On 4/12/24 08:42, David Steele wrote:
On 4/11/24 20:26, Tomas Vondra wrote:
On 4/11/24 03:52, David Steele wrote:
On 4/11/24 10:23, Tom Kincaid wrote:

The extensive Beta process we have can be used to build confidence we
need in a feature that has extensive review and currently has no known
issues or outstanding objections.

I did have objections, here [1] and here [2]. I think the complexity,
space requirements, and likely performance issues involved in restores
are going to be a real problem for users. Some of these can be addressed
in future releases, but I can't escape the feeling that what we are
releasing here is half-baked.

I do not think it's half-baked.
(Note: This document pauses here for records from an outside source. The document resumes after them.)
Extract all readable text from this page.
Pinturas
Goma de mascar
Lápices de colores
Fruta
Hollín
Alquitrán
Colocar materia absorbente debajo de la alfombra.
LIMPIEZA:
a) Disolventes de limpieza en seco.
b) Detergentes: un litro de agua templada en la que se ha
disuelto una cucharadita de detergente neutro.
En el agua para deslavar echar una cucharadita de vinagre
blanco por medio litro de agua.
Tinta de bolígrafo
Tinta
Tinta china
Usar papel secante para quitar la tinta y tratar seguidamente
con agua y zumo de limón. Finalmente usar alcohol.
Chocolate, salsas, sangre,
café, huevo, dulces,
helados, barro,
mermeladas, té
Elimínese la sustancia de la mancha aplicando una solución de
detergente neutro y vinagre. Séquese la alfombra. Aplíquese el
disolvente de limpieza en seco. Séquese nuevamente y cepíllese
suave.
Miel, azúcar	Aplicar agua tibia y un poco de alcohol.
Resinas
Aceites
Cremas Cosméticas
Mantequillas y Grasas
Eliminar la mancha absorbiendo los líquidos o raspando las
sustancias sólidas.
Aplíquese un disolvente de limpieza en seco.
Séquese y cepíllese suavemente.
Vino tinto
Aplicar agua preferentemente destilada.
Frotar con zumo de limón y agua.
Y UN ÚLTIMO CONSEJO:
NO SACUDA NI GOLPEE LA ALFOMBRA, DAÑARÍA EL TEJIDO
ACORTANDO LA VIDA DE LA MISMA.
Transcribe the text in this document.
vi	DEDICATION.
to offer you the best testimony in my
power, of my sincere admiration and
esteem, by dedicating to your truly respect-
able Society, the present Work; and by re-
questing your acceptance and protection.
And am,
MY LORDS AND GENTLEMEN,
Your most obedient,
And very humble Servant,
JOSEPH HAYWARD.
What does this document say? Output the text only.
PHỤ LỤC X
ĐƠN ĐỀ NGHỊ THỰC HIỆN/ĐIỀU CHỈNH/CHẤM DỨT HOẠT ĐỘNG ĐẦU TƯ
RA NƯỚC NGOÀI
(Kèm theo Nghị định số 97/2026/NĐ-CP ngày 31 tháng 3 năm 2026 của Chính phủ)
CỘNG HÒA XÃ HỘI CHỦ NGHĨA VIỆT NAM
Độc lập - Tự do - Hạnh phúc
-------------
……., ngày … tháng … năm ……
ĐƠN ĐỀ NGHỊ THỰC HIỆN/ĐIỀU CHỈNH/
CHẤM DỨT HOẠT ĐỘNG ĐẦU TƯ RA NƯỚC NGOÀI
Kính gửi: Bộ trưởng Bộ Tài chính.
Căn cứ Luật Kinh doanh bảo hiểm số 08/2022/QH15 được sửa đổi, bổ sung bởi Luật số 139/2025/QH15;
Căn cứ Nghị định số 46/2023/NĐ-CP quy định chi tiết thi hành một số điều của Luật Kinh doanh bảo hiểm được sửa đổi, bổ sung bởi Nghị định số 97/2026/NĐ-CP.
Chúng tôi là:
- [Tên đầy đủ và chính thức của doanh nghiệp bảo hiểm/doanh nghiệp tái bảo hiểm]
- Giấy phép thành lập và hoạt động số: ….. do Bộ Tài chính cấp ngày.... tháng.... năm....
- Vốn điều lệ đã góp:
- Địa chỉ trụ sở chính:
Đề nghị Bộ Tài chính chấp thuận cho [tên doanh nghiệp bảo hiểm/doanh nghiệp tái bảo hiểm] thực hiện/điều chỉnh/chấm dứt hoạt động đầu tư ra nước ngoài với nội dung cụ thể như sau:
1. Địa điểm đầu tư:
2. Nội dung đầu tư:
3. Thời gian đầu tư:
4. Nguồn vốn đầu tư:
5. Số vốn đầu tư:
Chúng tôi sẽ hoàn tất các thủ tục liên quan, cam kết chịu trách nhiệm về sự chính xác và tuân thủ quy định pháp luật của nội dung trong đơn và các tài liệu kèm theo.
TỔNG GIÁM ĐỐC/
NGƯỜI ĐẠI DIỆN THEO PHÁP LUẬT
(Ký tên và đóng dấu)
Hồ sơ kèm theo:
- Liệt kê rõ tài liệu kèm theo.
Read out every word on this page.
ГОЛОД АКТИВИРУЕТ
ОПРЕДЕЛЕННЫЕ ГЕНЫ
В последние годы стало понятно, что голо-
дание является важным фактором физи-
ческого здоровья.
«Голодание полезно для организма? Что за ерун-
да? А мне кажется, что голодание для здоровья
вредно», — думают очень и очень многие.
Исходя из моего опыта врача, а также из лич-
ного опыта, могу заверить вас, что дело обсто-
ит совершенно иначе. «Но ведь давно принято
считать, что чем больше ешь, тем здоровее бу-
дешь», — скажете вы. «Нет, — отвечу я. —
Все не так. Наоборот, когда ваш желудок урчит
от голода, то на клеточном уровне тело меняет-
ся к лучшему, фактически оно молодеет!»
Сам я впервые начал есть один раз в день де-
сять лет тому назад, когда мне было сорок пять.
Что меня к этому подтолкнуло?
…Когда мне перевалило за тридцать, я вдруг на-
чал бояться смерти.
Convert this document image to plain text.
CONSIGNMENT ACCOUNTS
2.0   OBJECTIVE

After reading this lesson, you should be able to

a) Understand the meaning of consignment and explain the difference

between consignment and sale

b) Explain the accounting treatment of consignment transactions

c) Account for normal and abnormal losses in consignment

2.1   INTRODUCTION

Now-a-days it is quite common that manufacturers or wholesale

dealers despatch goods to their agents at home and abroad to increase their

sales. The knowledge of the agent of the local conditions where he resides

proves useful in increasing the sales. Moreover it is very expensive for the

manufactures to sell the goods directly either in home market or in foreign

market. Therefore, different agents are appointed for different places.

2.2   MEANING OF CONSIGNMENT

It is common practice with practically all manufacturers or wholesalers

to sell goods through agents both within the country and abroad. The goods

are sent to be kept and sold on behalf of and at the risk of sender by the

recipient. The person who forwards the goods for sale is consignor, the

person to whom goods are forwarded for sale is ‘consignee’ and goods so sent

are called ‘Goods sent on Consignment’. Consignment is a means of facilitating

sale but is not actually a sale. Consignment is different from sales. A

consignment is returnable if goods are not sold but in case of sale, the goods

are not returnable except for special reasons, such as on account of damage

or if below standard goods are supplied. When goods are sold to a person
I certainly agree there are limitations,
and there's all kinds of bells and whistles we could add, but I think
the fundamental infrastructure is corrent and a meaningful step forward.
Would I wish it to handle .tar for example? Sure I would. But I think
it's something we can add in the future - if we require all of this to
happen in a single release, it'll never happen.

I'm not sure that I really buy this argument, anyway. It is not uncommon
for significant features to spend years in development before they are
committed. This feature went from first introduction to commit in just
over six months. Obviously Robert had been working on it for a while,
but for a feature this large six months is a sprint.


Sure, but it's also not uncommon for significant features to be
developed incrementally, over multiple releases, introducing the basic
infrastructure first, and then expanding the capabilities later. I'd
cite logical decoding/replication and parallel query as examples of this
approach.

It's possible there's some fundamental flaw in the WAL summarization?
Sure, I can't rule that out, although I find it unlikely. Could there be
bugs? Sure, that's possible, but that applies to all code.

But it seems to me all the comments are about the client side, not about
the infrastructure. Which is fair, I certainly agree it'd be nice to
handle more use cases with less effort, but I still think the patch is a
meaningful step forward.

Yes, my comments are all about the client code. I like the implementation of the WAL summarizer a lot. I don't think there is a fundamental flaw in the design, either, but I wouldn't be surprised if there are bugs. That's life in software development biz.

Even for the summarizer, though, I do worry about the complexity of maintaining it over time. It seems like it would be very easy to introduce a bug and have it go unnoticed until it causes problems in the field. A lot of testing was done outside of the test suite for this feature and I'm not sure if we can rely on that focus with every release.

For me an incremental approach would be to introduce the WAL summarizer first. There are already plenty of projects that do page-level incremental (WAL-G, pg_probackup, pgBackRest) and could help shake out the bugs. Then introduce the client tools later when they are more robust. Or, release the client tools now but mark them as experimental or something so people know that changes are coming and they don't get blindsided by that in the next release. Or, at the very least, make the caveats very clear so users can make an informed choice.